The payout could have been as high as £130 million.

The government got out of the mess by passing a retrospective law making it impossible for benefit claimants to demand payouts of between £530 and £570 each for decisions made while the illegal rules were in force. This was an appalling abuse of governmental power that was achieved with the collusion of the Labour Party under Ed Miliband, which had negotiated a few “safeguards” that went on to prove useless in practice.

The only conclusion to be drawn from this is that forcing unemployed people to do menial work is illegal (slave labour) and impractical – it impedes them from doing what they must in order to obtain more appropriate careers.

Furthermore, if it were applied to street cleaning, it would take jobs away from people who are currently employed to clean our streets.

In short: Oakeshott’s Nazi slave-labour approach to street-cleaning simply won’t work.

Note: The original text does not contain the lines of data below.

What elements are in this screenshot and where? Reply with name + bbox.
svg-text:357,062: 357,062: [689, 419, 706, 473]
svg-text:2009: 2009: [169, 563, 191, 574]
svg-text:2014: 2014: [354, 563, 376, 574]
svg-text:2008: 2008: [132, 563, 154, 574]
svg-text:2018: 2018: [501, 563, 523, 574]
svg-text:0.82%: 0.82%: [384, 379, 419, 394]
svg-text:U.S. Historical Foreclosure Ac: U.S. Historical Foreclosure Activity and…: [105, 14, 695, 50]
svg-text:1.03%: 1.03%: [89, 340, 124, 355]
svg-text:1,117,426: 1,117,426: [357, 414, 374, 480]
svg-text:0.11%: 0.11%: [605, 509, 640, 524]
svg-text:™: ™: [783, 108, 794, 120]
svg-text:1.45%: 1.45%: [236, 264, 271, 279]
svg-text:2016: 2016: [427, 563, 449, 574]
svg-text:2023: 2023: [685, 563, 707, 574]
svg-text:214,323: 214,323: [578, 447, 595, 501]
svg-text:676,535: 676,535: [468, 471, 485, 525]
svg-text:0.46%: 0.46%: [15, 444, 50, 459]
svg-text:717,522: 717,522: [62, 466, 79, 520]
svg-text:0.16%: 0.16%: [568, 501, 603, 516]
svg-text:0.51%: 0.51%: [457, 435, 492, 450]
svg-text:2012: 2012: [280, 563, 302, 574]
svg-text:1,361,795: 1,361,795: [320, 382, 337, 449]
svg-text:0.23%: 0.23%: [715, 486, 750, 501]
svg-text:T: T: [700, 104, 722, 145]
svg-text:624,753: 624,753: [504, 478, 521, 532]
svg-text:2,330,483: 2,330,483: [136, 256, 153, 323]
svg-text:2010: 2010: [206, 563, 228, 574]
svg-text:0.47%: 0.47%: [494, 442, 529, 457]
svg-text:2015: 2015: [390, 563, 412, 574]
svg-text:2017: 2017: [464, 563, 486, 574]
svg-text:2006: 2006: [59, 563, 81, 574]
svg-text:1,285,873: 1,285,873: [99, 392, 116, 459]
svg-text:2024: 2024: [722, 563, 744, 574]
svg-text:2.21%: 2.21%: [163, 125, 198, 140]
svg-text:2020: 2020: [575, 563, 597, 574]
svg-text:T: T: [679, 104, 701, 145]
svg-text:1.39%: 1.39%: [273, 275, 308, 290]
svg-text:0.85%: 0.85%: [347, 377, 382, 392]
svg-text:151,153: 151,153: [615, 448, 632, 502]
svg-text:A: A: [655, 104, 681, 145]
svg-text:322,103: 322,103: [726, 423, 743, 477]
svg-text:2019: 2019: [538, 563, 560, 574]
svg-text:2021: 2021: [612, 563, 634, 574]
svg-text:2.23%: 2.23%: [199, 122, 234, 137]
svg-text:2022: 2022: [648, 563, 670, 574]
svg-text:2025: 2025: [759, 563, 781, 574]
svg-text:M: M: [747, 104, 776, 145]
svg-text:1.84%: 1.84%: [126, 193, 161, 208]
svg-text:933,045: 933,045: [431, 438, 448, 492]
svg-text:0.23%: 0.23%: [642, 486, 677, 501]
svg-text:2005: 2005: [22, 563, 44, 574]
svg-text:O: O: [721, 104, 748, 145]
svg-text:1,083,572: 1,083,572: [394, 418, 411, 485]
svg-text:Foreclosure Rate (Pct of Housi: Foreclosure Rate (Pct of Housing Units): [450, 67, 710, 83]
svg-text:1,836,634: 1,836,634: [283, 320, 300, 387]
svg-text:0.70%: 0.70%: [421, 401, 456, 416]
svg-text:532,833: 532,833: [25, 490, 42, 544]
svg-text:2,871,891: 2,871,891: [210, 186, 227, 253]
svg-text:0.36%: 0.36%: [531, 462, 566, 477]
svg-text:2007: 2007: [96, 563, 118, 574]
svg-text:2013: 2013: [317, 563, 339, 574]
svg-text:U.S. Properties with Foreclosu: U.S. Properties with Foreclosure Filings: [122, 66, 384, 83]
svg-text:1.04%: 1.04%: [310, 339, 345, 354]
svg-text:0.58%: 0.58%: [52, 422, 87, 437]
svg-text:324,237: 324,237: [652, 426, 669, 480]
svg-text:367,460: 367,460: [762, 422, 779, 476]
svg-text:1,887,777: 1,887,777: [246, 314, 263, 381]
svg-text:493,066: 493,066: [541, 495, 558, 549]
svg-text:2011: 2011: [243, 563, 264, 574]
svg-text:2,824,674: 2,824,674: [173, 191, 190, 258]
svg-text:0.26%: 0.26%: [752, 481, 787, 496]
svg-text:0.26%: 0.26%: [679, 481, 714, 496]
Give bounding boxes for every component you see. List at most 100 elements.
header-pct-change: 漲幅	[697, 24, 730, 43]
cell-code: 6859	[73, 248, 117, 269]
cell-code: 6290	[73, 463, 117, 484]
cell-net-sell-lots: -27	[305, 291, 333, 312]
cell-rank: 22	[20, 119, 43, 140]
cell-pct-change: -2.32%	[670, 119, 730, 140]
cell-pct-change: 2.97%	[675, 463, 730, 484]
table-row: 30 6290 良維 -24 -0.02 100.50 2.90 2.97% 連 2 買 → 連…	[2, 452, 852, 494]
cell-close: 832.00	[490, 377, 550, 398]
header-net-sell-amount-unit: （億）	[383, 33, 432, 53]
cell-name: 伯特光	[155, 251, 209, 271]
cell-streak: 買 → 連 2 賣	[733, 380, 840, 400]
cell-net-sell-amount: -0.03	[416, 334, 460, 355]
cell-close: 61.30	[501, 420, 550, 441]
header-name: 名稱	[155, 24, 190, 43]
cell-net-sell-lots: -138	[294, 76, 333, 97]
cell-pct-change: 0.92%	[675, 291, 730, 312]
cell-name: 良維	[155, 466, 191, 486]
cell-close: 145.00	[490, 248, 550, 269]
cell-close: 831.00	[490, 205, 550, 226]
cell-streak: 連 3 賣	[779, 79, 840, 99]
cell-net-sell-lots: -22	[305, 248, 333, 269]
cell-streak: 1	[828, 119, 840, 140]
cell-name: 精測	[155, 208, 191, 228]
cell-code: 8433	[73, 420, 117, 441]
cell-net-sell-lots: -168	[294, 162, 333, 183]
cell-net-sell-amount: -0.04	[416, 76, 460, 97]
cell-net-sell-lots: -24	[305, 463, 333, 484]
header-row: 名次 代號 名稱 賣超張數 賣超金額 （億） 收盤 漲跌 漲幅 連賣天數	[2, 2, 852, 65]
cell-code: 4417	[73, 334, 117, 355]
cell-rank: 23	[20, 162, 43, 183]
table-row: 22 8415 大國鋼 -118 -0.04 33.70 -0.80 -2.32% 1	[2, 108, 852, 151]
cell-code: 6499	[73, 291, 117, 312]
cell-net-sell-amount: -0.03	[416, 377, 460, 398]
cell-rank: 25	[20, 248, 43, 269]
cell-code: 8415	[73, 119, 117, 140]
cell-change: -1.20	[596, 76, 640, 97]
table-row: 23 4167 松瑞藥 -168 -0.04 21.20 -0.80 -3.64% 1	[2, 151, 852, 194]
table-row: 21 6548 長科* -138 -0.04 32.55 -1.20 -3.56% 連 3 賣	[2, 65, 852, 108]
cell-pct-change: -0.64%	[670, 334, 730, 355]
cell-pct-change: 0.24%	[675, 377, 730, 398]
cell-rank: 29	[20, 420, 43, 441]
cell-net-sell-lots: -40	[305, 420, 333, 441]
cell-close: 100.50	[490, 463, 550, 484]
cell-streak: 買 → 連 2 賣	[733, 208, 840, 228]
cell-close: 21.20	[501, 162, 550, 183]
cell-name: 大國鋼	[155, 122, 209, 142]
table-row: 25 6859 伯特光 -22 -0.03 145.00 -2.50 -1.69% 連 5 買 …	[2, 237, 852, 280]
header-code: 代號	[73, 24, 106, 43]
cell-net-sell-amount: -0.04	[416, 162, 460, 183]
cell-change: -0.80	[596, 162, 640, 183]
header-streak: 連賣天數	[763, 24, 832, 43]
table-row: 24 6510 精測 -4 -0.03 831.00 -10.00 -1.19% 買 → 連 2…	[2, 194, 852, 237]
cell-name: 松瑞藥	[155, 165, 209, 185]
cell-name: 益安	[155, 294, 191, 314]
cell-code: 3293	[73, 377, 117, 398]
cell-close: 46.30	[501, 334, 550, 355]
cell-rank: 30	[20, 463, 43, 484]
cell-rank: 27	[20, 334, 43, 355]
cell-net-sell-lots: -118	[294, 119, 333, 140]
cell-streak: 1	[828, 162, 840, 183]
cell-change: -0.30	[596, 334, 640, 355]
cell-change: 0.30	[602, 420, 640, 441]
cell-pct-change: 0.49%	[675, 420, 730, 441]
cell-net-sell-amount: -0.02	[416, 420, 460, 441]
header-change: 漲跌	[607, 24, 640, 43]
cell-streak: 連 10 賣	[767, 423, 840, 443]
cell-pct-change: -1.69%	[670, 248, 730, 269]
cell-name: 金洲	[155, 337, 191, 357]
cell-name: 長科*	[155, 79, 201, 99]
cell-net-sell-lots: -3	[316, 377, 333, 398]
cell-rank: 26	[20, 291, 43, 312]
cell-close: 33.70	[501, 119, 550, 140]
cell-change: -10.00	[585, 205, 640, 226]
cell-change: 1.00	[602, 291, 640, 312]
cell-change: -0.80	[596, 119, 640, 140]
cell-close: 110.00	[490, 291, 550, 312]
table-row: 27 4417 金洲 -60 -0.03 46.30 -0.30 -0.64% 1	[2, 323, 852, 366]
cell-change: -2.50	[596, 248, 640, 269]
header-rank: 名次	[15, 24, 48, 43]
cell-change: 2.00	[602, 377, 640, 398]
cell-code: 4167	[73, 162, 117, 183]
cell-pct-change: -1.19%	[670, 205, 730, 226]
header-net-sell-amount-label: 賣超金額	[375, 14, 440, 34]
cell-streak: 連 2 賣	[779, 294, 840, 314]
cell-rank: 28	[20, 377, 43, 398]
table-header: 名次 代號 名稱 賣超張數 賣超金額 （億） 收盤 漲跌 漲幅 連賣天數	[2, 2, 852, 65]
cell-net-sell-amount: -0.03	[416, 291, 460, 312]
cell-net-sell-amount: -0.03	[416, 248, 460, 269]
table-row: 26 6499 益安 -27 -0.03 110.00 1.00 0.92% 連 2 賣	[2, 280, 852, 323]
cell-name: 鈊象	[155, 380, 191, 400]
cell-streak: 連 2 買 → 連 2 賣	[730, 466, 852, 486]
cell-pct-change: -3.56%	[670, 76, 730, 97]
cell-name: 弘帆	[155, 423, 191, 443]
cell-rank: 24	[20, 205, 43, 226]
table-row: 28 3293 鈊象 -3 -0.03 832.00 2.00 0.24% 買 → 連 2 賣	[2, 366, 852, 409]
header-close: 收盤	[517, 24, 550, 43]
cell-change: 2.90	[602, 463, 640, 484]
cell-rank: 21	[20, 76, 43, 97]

Finally: Oakeshott refers to the current concentration on people with mental illnesses. She states: “Many complain of mental health problems that might well be alleviated by fresh air; camaraderie, and a sense of accomplishment at the end of the day. The physical exercise associated with compulsory litter-picking sessions surely wouldn’t go amiss.”

There is an element of truth to that – but only if those taking part in such work did so as volunteers, and it was part of a course of therapy recommended to them by a qualified expert in mental health. Forcing it on them with a “do this or else!” mentality would merely worsen their mental conditions.

So Oakeshott’s crackpot plan is doomed to failure. Not only is it based on false beliefs, but it would not help anybody involved in it. She should have done her own homework better or – if she did – she should be ashamed.